I would recommend starting your search now. What you can do is look for breeders you feel comfortable with and then find out when they expect to have litters later in the year. Some breeders have waiting list so if you start now you can get your name in before there are puppies. When I was looking for a 2nd puppy I started looking in Feb and didn't find a puppy until June. Some people even have longer waits then that. You don't want to rush because you need to find a puppy that is going to find not just with you but with the furbaby you already have.

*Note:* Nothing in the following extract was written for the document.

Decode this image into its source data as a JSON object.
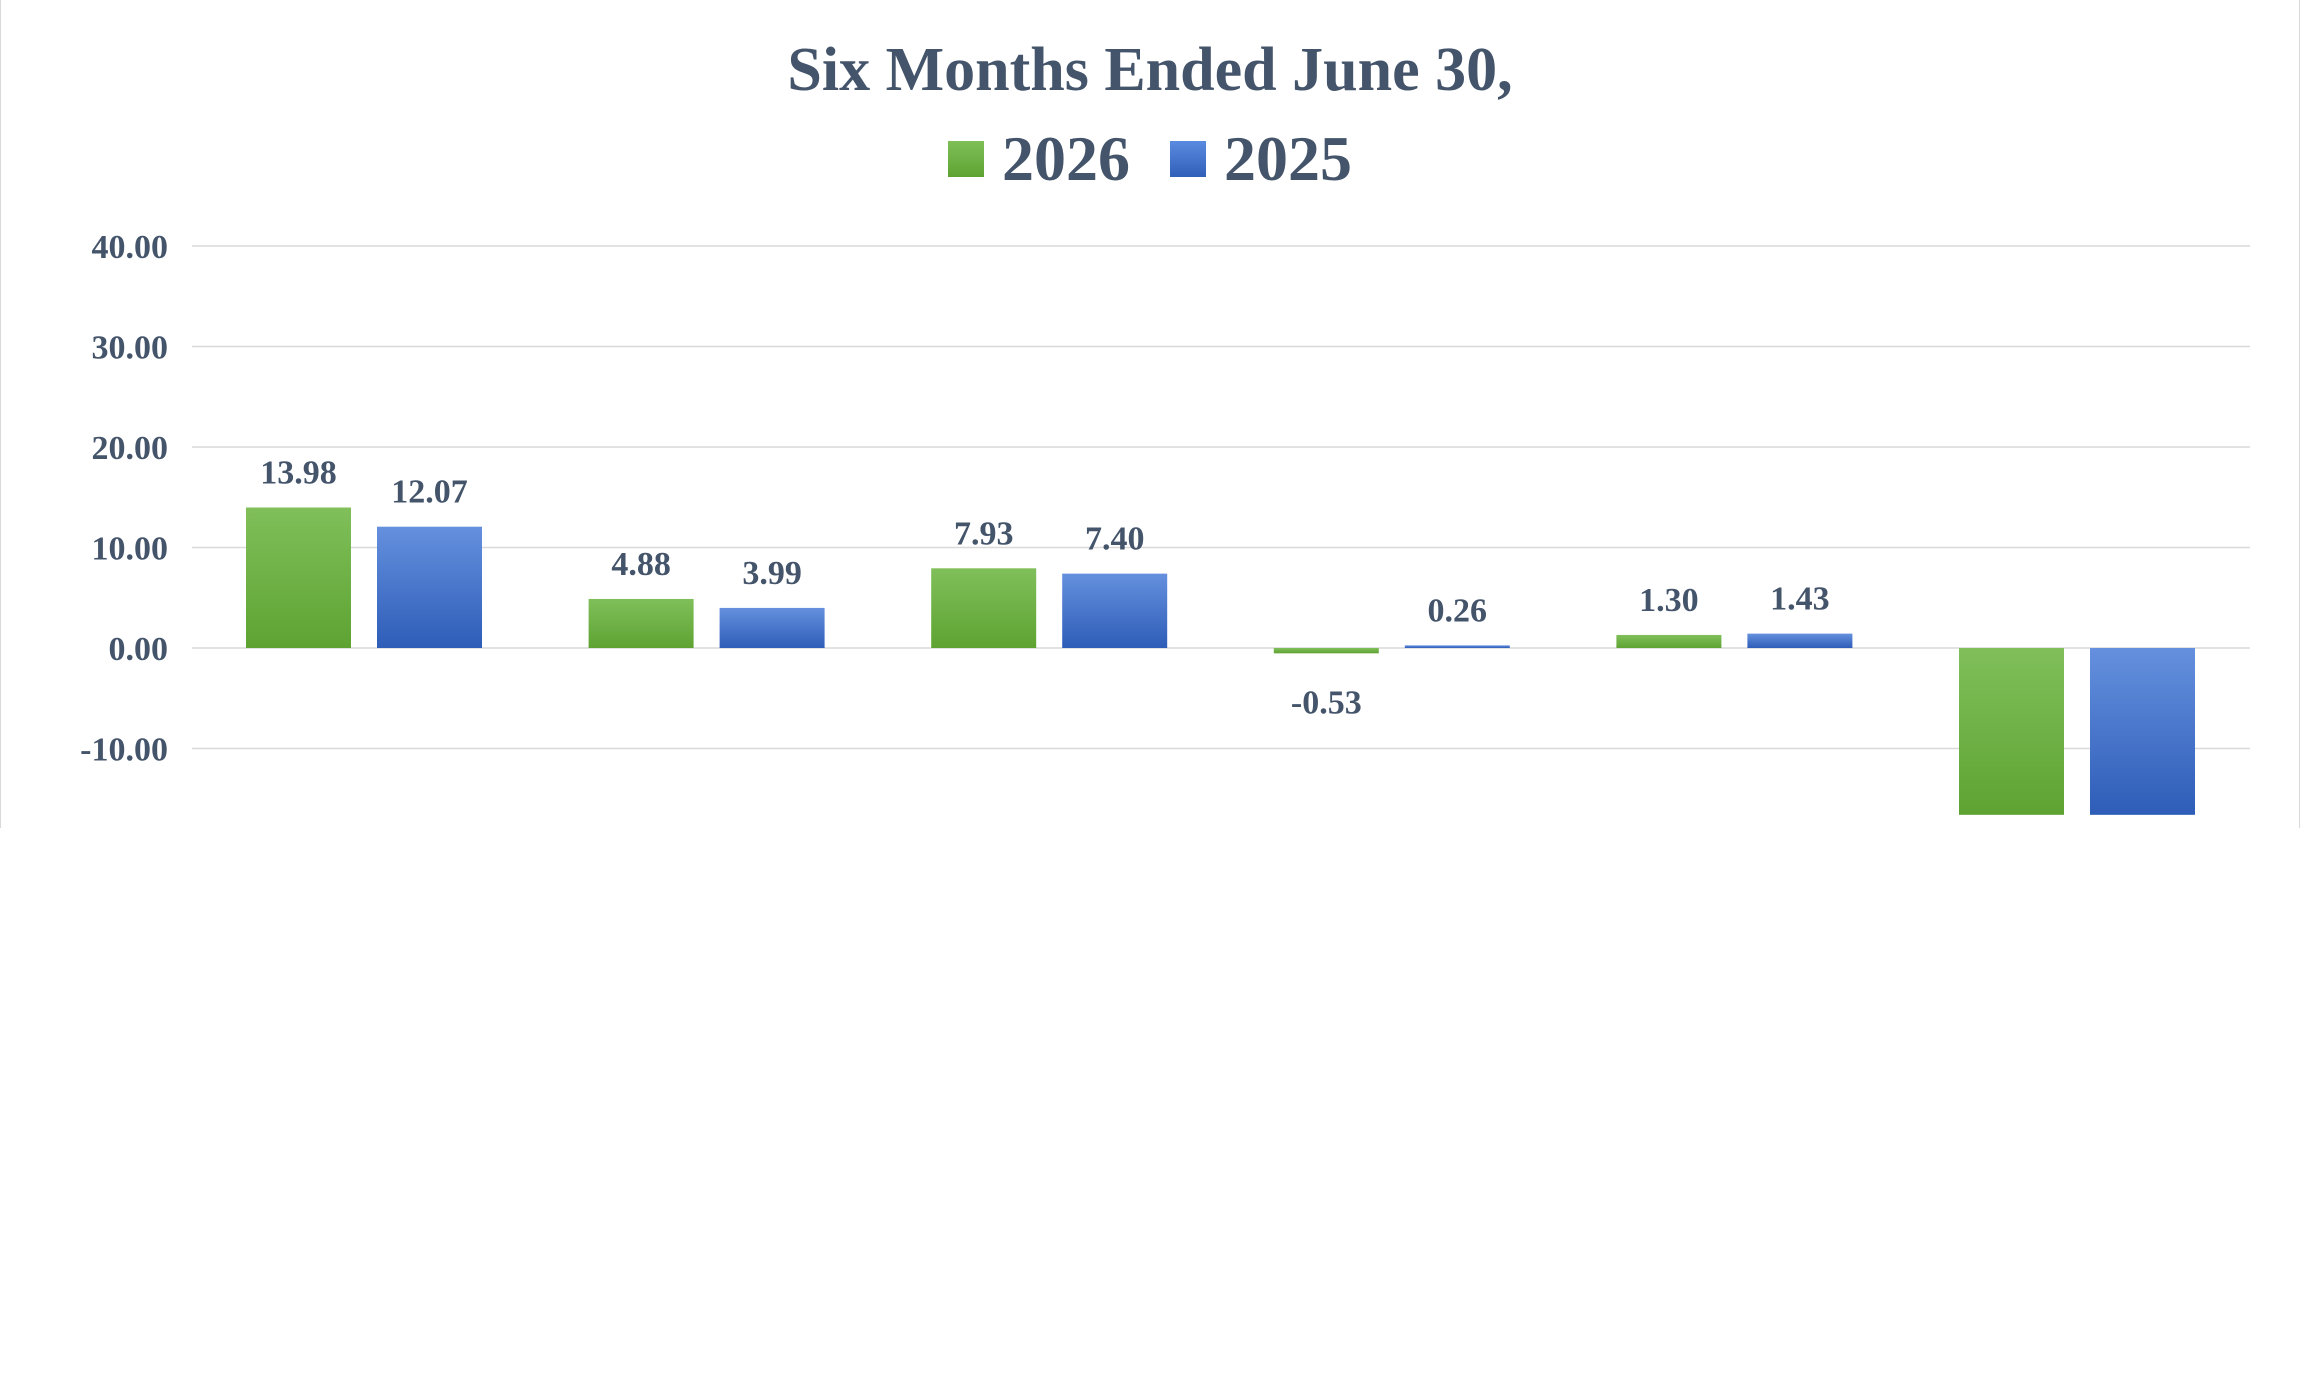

I LOVE having two maltese (well I love it most of the time







, sometimes they just seem to gang up on me! LOL). I really don't find its that much more work. I'm really lucky though because my girls bounded almost right from the start. They get along great. Lexi can be a brat with other dogs so I made sure to introduce them on neutral ground, which happened to be my aunt's house. Lexi growled and barked at Nikki for about the first 5 min. After about 5 minutes Nikki was like "Enough of this crap!" and growled back. They have been best friends since then. Nikki is about half the size of Lexi but she doesn't take any crap from Lexi. In fact I think Nikki might be the alpha in the group.


----------



## Pasha'sMom (May 10, 2006)

Thanks for all the info. I am really excited about having two as well. My little guy is extremely dominant and barks, growls, and tries to bite other dogs. But when he is off of the leash he loves them. He plays with my neighbor's dogs. So, I just hope that if I introduce them right they should be ok. Also, do you think its ok to have one male and one female, or should they be the same gender?


----------